Kalblere hükmedilemiyeceğini hâlâ anlamıyan zavallılar..
İki hanım kızımızın bir tv. proğramında ’filanı severim, filanı sevmem..’ demeleri üzerine ortalığın nasıl velveleye verilmek istenişi, bir ibret levhasıdır.. Zorbalar, gücetaparlar, insanların bedenlerini işkencelerle belki eğdirebilirler, ama, bu onların ruhlarını, kalblerini daha bir dirençli, daha bir şahsiyetli ve hattâ daha bir haysiyetli yapar..
Bu konuya 14 Haz. günü, yazının sonunda kısaca değinmiş ve ’keşke öyle birisini muhatab kabul etmeseler ve sonunda da ’tuzağa düşürüldük.’ diye yakınmak noktasına gelmeselerdi’ demiştim, kısaca; ’Atılan taş, ürkütülen kurbağaya değmeli..’ de diyerek..

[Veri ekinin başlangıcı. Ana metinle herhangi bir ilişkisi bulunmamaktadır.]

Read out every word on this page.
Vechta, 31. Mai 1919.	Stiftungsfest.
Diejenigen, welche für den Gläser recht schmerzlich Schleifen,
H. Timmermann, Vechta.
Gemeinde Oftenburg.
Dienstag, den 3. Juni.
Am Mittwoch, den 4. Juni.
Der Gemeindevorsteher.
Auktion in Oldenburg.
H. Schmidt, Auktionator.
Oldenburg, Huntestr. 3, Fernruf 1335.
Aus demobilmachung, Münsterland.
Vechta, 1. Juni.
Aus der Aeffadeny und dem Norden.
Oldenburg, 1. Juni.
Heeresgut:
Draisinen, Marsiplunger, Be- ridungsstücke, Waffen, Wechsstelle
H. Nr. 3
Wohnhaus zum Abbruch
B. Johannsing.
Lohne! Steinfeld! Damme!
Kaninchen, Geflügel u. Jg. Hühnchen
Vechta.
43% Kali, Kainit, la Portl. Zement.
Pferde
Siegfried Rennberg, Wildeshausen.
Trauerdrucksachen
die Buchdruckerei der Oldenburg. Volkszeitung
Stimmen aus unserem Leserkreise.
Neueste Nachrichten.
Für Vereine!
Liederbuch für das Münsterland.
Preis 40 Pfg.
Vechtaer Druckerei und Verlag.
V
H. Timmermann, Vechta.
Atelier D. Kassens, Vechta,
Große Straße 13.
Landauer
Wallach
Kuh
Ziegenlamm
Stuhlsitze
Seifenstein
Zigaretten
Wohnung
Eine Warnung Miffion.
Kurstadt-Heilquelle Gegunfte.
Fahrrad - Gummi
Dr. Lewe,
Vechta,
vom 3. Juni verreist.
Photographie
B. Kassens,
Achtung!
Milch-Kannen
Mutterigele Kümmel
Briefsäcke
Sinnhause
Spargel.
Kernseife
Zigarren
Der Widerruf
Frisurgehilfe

Ancak, bu kızlarımızın o proğramda verdikleri asıl mesajlar, bu gürültüler arasında güme gitti.. Halbuki, orada söylenenler, o iki cümleden ibaret değildi.. Ve, bu hanım kızlar Nuray Canan Bezirgan ve Kevser Çakır, karşılarında başları açık olarak yer alan öteki kızların ve de proğramın sunucusu F.Altaylı’nın konuyu onca çarpıtma çabalarına rağmen, bir -iki hatalı beyanları olsa da, sergiledikleri fikrî seviye gücüyle alkışlanmayı haketmişlerdi.. Ve karşılarındakiler acınacak haldeydiler. Resmî ideoloji’den başka bir güçlerinin bulunmadığını gösteriyorlar ve 80 küsur yıldır çiğnenen sakızın çürümüşlüğünü sergiliyordı, dökülüyorlardı..
Hele, ’laik rejimden icâzetli ilâhiyatçı’, modern ’kapıkulu ulemâsı’ tipinin ilginç bir örneğini oluşturan bir mâlum kişinin bu hanım kızlarımızı, ’yeni bir haçlı seferinin öncü provokatörleri’ olarak nitelemesi karşısında, onların mesajına kulak vermenin gerekliliği kendisini daha bir hissettiriyor.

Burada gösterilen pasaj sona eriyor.